Gay topluluğuna ne kadar önem veriyorsunuz? - Nedendir bilmiyoruz, özel hiçbir şey yapmıyoruz, son yıllarda gay’ler arasında Lacoste çok popüler oldu. Fakat giydikleri şey benim de üzerimde olan dar kalıplı polo tişört.
Gay’ler için bir şey yapmıyoruz dediniz ya. 2008 yaz defilesinde podyuma çıkan bilekten bağlı espadriller sizce çok mu erkeksi? - Kesinlikle öyle. Eskiden Bask bölgesinde bütün erkekler o sandaletleri giyerdi. İspanyol kültürünü bilmiyorsanız beni anlayamazsınız.
Ama o eskidendi. Eğer öyle olsaydı İngiltere ve İskoçya’da bütün erkeklerin etek giymesi gerekirdi. - Ama o bölgede bu tip ayakkabılardan hálá giyenler var. Gidin göreceksiniz.
Üç ay önce İspanya’da altı şehir gezdim, bir tane bile görmedim. - İnternete girin orada bile var.
2008 YAZINDA NELER VAR?
Temel renk kırmızı beyaz. Önümüzdeki yaz tüm dünya Türkiye’nin renklerini üzerinde taşıyacak. Beyaz tişört ya da gömleğin üzerine kırmızı kalın kuşak bağlamak çok trendy.
Yüksek belli şortlar ve pantolonlar geliyor. Şortlar kısacık, pantolonlar bol ve uzun.
Puantiyeli mayo ve elbiselere hazır olun.
Geçen kış Ralph Lauren ve Prada’nın başlattığı türbanı önümüzdeki yaz Lacoste da izliyor. Tasarımcı Christophe Lemaire bazı mankenlerin saçlarını tamamen örttü, arkadan da bir fiyonk attı. Yani türbanı modernize etti.
Lacoste belki de tarihinde ilk defa topuklu ayakkabı yaptı. Rengarenk espadrillerin tamamı platform topuklu, bilekten bağcıklıydı.
Bu kışın en önemli trendlerinden biri diz altı çoraplar. Bu trend ilkbahara kadar etkisini gösterecek.

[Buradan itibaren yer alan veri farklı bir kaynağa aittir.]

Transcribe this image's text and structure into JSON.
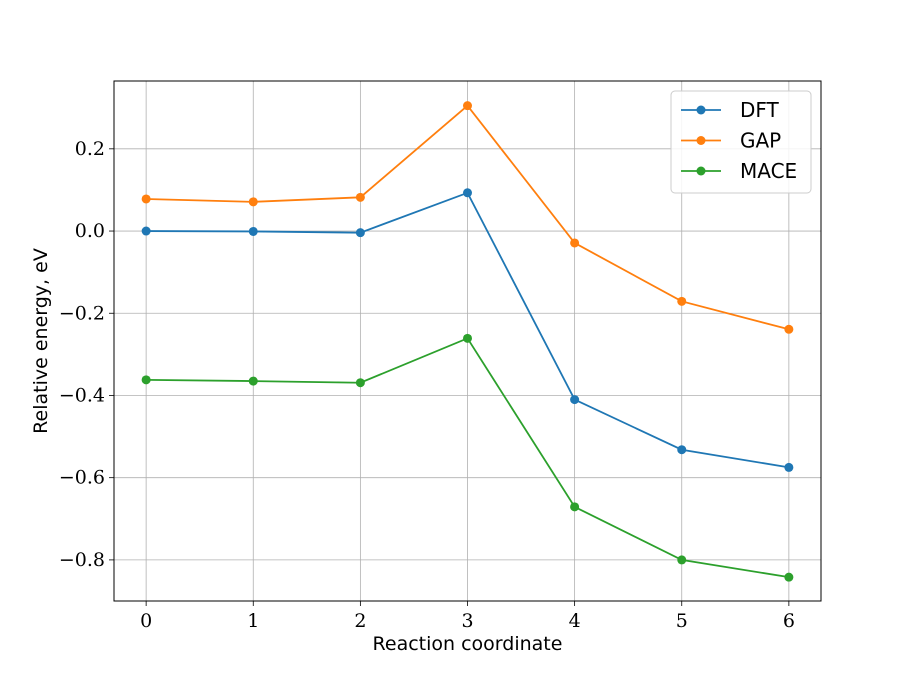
{
  "chart_data": {
    "type": "line",
    "xlabel": "Reaction coordinate",
    "ylabel": "Relative energy, eV",
    "x": [
      0,
      1,
      2,
      3,
      4,
      5,
      6
    ],
    "xlim": [
      -0.3,
      6.3
    ],
    "ylim": [
      -0.9,
      0.365
    ],
    "xticks": [
      0,
      1,
      2,
      3,
      4,
      5,
      6
    ],
    "yticks": [
      -0.8,
      -0.6,
      -0.4,
      -0.2,
      0.0,
      0.2
    ],
    "ytick_labels": [
      "−0.8",
      "−0.6",
      "−0.4",
      "−0.2",
      "0.0",
      "0.2"
    ],
    "grid": true,
    "legend_position": "top-right",
    "series": [
      {
        "name": "DFT",
        "color": "#1f77b4",
        "values": [
          0.0,
          -0.001,
          -0.004,
          0.093,
          -0.41,
          -0.532,
          -0.575
        ]
      },
      {
        "name": "GAP",
        "color": "#ff7f0e",
        "values": [
          0.078,
          0.071,
          0.082,
          0.305,
          -0.029,
          -0.171,
          -0.239
        ]
      },
      {
        "name": "MACE",
        "color": "#2ca02c",
        "values": [
          -0.362,
          -0.365,
          -0.369,
          -0.261,
          -0.671,
          -0.8,
          -0.842
        ]
      }
    ]
  }
}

Lacoste’un orijinal logosu bugünkünden belki 10 kat daha büyük. Kurucusu Rene Lacoste o zamanlar abartılı bir tasarımla yola çıkmış. Zamanla modernleşen marka logosunu da küçültmüştü. Ancak şimdi 75. yıl şerefine orijinal timsah logosu geri dönüyor. Bazı tişörtlerin göğsünde kocaman timsahlar var.